Schapour fils de Schapour

Commencement du récit

...

Lorsque Schapour s’assit sur le trône à la place de son oncle, beaucoup d’Iraniens en furent contents, d’autres s’en affligèrent.

Il dit :

Ô sages illustres, Mobeds pleins d’expérience et de bon conseil !

Sachez que celui qui fait un mensonge est dès lors déshonoré à mes yeux.

Mentir n’est pas une chose sensée et c’est par le sens que l’on conserve le pouvoir.

Tu ne trouveras pas un ami dans l’homme vil ; ne sème pas de mauvaises herbes dans le jardin.

Quiconque a de la tête doit s’abstenir d’accuser un autre légèrement.

Il faut veiller sur sa langue, il faut se garder d’aiguiser son esprit avec du poison ; quiconque parle trop dans l’assemblée diminue sa députation ; mais si un homme savant parle, écoute-le, car la parole du savoir ne vieillit jamais.

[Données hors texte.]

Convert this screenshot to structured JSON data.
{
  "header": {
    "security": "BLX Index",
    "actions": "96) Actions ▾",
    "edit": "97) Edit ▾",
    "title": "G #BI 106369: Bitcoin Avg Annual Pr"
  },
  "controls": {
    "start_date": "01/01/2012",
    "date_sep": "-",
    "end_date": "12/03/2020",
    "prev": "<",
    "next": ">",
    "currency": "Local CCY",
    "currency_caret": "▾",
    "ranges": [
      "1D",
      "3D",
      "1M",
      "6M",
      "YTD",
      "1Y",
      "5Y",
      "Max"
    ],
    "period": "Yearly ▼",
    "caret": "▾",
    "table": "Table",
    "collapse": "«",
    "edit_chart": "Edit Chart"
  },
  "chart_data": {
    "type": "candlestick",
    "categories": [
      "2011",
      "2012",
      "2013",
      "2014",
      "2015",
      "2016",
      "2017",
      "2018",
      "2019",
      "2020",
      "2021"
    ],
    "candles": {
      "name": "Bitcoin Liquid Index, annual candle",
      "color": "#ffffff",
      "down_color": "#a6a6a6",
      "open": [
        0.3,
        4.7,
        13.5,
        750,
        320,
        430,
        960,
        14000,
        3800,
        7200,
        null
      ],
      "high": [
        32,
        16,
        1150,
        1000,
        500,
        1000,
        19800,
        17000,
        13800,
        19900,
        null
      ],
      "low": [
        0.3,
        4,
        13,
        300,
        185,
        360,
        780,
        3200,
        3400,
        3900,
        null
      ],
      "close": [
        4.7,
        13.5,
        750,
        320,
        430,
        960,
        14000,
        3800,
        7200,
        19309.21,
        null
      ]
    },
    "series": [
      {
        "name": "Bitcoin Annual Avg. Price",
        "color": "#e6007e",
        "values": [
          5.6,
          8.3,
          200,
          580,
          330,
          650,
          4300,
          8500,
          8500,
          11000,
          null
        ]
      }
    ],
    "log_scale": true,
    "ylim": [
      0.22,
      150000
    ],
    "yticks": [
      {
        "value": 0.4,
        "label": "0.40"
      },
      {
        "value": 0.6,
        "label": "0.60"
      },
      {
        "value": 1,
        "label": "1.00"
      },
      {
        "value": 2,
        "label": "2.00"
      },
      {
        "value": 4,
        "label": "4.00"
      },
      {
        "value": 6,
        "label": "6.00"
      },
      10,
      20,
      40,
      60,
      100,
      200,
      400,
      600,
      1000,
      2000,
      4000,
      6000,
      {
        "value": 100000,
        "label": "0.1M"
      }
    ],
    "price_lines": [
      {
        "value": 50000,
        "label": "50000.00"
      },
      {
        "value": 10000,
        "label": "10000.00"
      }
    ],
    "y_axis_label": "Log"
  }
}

Le cœur de l’homme avide est rempli d’amertume, tiens-toi loin de l’avidité autant que tu peux.

Ne contracte pas d’amitié avec le menteur ni avec l’homme aux intentions impures.

La nature d’un noble homme consiste en quatre qualités, dont toutes les quatre lui sont nécessaires.

D’abord il faut qu’il soit vaillant, modeste et juste, ensuite noble en toute chose et toujours, troisièmement qu’il prenne le juste milieu dans les affaires et se contente des bienfaits du sort ; enfin qu’il ne dise pas des paroles vaines et qu’il ne cherche pas follement la gloire dans les louanges qu’il se donne à lui-même.

L’homme noble sera heureux dans les deux mondes, mais le cœur de l’homme vil ne sera jamais content ; son nom dans ce monde sera odieux et dans l’autre il n’entrera pas dans le paradis.

Le vaniteux qui dissipe ses biens follement ne laissera pas de nom dans ce monde, mais celui qui choisit la voie du milieu et fait répandre sur sa tête des bénédictions, sera célébré.

Puisse le Créateur du monde vous protéger !

Puisse la fortune toujours veiller sur vous !

Puisse le maître du monde nous être secourable !

Car le trône du pouvoir ne reste à personne.

Il le dit et les grands se levèrent devant lui et appelèrent les grâces de Dieu sur lui.

Cinq années et quatre mois se passèrent ainsi ; mais un jour le roi alla à la chasse et le monde fut rempli de faucons, de guépards et de chiens, les uns volant, les autres courant avec ardeur.

On dressa un baldaquin au-dessus du lit du roi ; il mangea, se reposa, but trois coupes de vin royal, se mit à rêver et s’endormit.

Tous ses amis se dispersèrent lorsque le roi du peuple fut plongé dans le sommeil.

Pendant que le roi dormait, il s’éleva dans la plaine un vent, un vent tel que personne ne s’en rappelait un pareil.

Il arracha la perche qu’on avait enfoncée pour suspendre le baldaquin et la jeta sur la tête du puissant roi.

Le vaillant Schapour, qui avait ambitionné la possession du monde, mourut et laissa le diadème des Keïanides à un autre.

Travaille et jouis, joue et ne te fatigue pas ; pourquoi t’occuper de vengeances, pourquoi te vanter de tes trésors ?

Tel est ton lot sur ce globe sombre ; sois vaillant et ne cherche pas à connaître le mystère du monde, car, si tu le saisissais, tu tremblerais de terreur ; ne t’en enquiers pas et ne tourne pas autour de son secret.